Monti S., Robson J., Klersy C., Kraven A., Montecucco C., Watts R., Merkel PA., Luqmani R.
OBJECTIVES: To analyse the frequency and predictors of new-onset cardiovascular (CV) risk factors in patients with anti-neutrophil cytoplasm antibody (ANCA)-associated vasculitis (AAV) and giant cell arteritis (GCA). METHODS: We analysed the frequency and predictors of new-onset hypertension and/or diabetes mellitus (HTN/DM) amongst patients with AAV or GCA recruited in the Diagnostic and Classification of Vasculitis (DCVAS) study. Patients with pre-existing HTN/DM were excluded. RESULTS: We included 873 patients with AAV (506 GPA, 183 MPA, 184 EGPA), and 443 with GCA. Patients with GCA were more likely female (68% vs. 52%; p<0.001) and older (71.33±8.65 vs. 52.80±16.48; p<0.001) compared to patients with AAV. HTN/DM developed within 6 months of diagnosis in 9% of patients with AAV (6% in GPA, 21% in MPA, 3% in EGPA) and 6% of patients with GCA, p=0.15. Rise in creatinine/reduced glomerular filtration rate and/or anaemia (OR 3.98, 95% CI 2.09-7.59, p<0.001) and diagnosis (MPA: OR 2.42, 95%CI 1.52-3.83, p<0.001 and GCA: OR 2.12, 95%CI 1.34-3.38, p=0.001 vs.

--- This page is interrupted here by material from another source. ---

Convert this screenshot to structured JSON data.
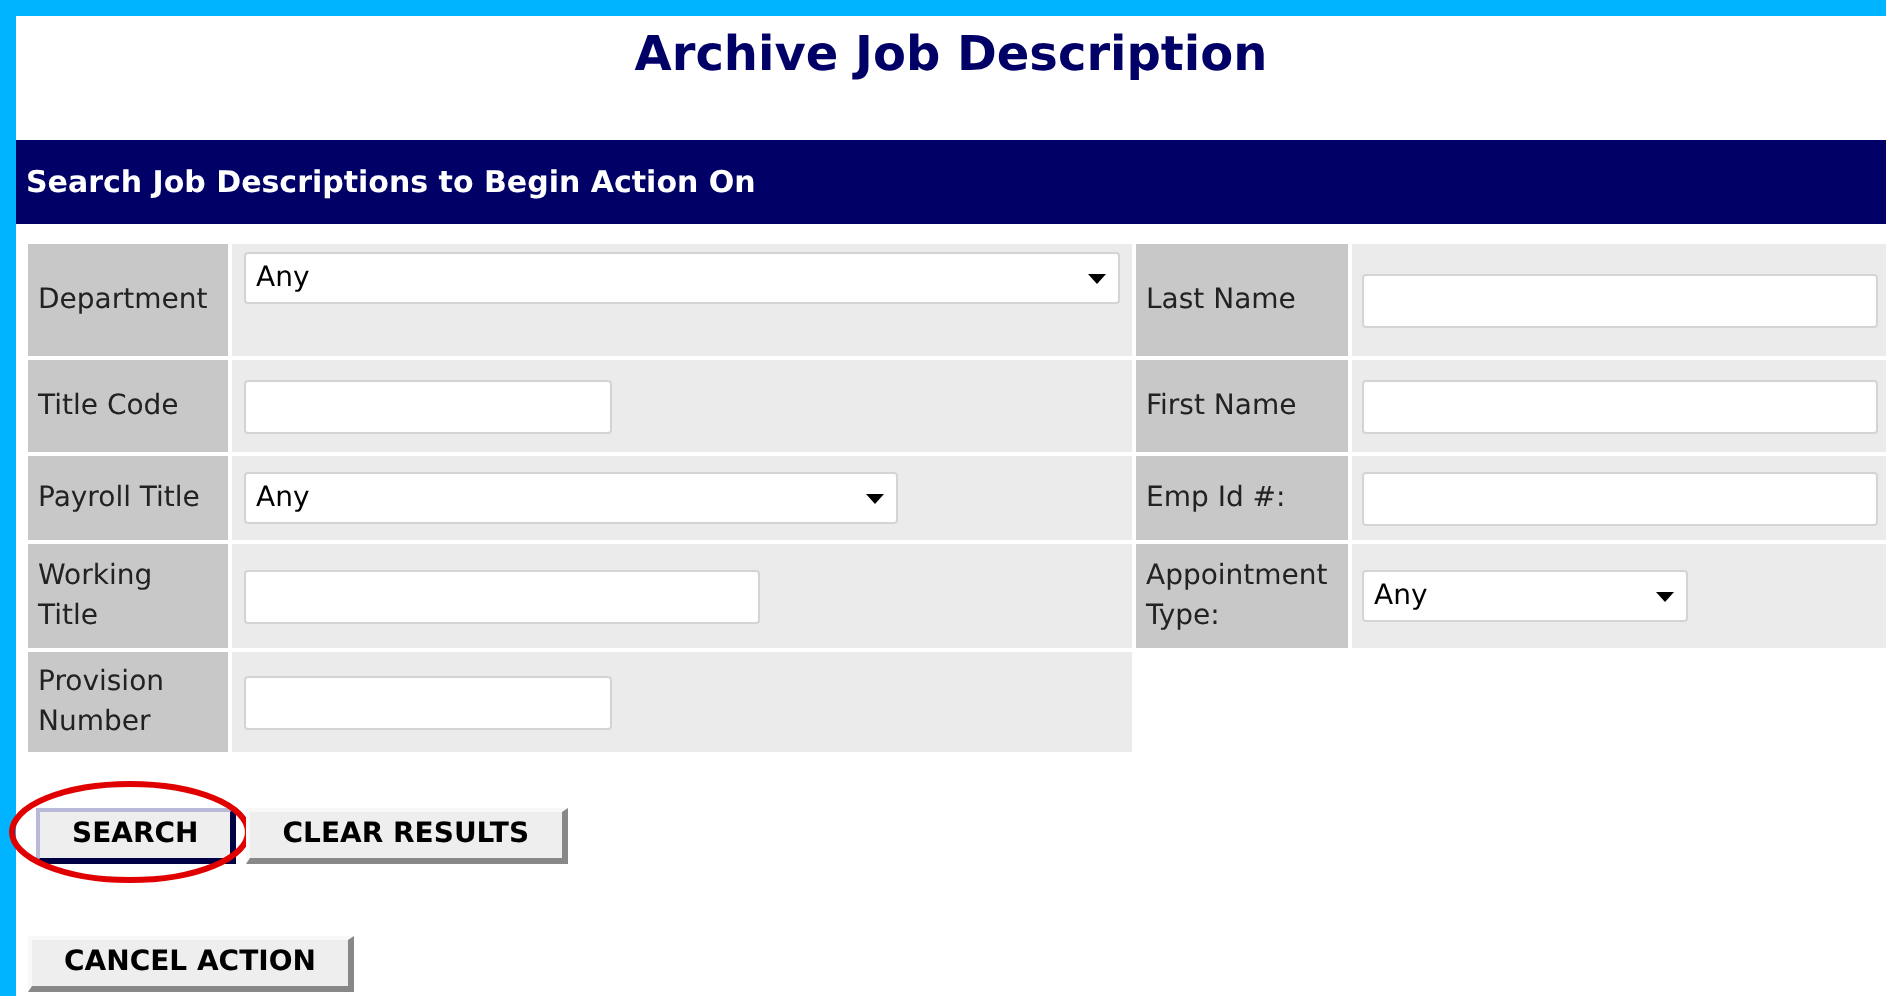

GPA) were significantly associated with the occurrence of HTN/DM after adjusting for age, sex, ethnicity, and smoking status. We developed and validated a predictive score to discriminate patients according to the risk of developing HTN/DM within 6 months from diagnosis. CONCLUSIONS: Despite different epidemiological and clinical characteristics, new CV risk factors occur equally in the early stages of AAV and GCA. Renal function and type of diagnosis are associated with the occurrence of HTN/DM. We developed a simple predictive score for the risk-stratification of patients.